Bitcoin faces a miner reward problem, Avalanche founder warns

Bitcoin faces a miner reward problem, Avalanche founder warns



Bitcoin faces a miner reward problem, Avalanche founder warns

Avalanche founder Emin Gün Sirer has warned that Bitcoin may face a long-term security issue as miner rewards continue to fall after each halving.

Summary

  • Emin Gün Sirer says Bitcoin’s future risk may come from falling miner rewards.
  • Up to 20% of Bitcoin miners may be unprofitable.
  • The debate centers on whether fees can replace shrinking Bitcoin block rewards.

Sirer argued that Bitcoin’s reward model could become a larger concern than quantum computing or rival tokens. His view centers on whether miners will still earn enough to secure the network when block rewards keep shrinking.

Bitcoin’s security budget faces fresh debate

Bitcoin miners secure the network by using computing power to validate blocks. They earn block rewards and transaction fees for that work.

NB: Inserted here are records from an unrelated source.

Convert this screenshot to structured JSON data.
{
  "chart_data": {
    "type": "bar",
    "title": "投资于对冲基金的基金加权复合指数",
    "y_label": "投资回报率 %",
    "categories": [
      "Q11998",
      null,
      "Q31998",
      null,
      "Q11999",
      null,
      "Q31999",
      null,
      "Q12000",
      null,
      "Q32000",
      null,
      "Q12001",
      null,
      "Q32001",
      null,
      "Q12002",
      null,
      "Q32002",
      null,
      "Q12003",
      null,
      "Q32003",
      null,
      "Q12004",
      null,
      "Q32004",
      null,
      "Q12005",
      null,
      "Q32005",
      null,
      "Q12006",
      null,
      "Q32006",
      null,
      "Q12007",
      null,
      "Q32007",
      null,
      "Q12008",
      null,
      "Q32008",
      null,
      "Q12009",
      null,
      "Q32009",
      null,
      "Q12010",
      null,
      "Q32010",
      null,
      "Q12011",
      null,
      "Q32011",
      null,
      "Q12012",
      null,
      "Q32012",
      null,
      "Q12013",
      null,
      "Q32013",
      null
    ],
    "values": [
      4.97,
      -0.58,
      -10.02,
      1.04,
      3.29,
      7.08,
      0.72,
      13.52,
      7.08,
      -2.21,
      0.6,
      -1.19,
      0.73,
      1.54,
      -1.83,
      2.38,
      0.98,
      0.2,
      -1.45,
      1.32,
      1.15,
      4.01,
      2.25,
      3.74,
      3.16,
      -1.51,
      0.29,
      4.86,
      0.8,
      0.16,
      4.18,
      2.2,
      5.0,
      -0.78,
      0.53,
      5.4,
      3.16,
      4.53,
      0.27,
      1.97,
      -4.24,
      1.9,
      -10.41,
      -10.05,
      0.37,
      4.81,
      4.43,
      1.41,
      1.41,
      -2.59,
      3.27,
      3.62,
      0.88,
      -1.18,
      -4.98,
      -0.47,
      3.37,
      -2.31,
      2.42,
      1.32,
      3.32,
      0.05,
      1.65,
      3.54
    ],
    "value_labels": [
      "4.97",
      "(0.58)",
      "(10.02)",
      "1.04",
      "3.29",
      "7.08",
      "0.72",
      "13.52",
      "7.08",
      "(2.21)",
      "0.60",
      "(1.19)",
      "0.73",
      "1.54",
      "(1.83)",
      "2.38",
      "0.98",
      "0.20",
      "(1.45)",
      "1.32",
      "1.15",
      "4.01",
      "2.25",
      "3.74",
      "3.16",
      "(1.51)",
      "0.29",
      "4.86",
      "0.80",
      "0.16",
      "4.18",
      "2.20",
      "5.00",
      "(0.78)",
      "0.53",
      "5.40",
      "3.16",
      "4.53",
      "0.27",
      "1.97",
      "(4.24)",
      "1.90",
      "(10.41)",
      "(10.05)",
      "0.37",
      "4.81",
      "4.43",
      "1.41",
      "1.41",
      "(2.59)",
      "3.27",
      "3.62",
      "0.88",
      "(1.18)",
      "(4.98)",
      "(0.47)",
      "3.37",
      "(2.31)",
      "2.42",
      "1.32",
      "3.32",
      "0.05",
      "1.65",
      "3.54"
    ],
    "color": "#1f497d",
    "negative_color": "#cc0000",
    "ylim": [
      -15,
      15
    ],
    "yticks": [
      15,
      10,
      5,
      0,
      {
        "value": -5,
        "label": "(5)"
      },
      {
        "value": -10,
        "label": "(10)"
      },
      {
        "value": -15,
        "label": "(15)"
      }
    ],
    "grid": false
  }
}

The problem is that block rewards fall by half during each Bitcoin halving. Over time, transaction fees may need to carry more of the cost of keeping miners online.

Crypto.news recently reported that CoinShares estimated 15% to 20% of the global Bitcoin mining fleet may be unprofitable under current conditions. Older machines and miners with high power costs face the most pressure.

The same report said Q4 2025 was the hardest quarter for Bitcoin miners since the April 2024 halving. CoinShares also said hashprice fell near five-year lows, while listed miners’ average cash cost to produce one Bitcoin reached about $79,995.

Sirer points to a possible technical path

Sirer suggested Bitcoin could use a pre-consensus layer to reduce the load on the base network. He argued that such a design could help Bitcoin process activity more efficiently.

That idea may face resistance from Bitcoin users who prefer limited changes to the base protocol. Bitcoin’s community has often moved slowly on large technical changes, especially those seen as changing its security model.

Sirer’s warning that shrinking rewards pose a bigger risk than quantum computing remains a debated claim. It depends on future Bitcoin fees, miner costs, hardware gains, and market price.

CZ’s recent comment was also taken out of context by some accounts. He said Bitcoin could only be replaced in theory by better technology, while still calling BTC “global money.”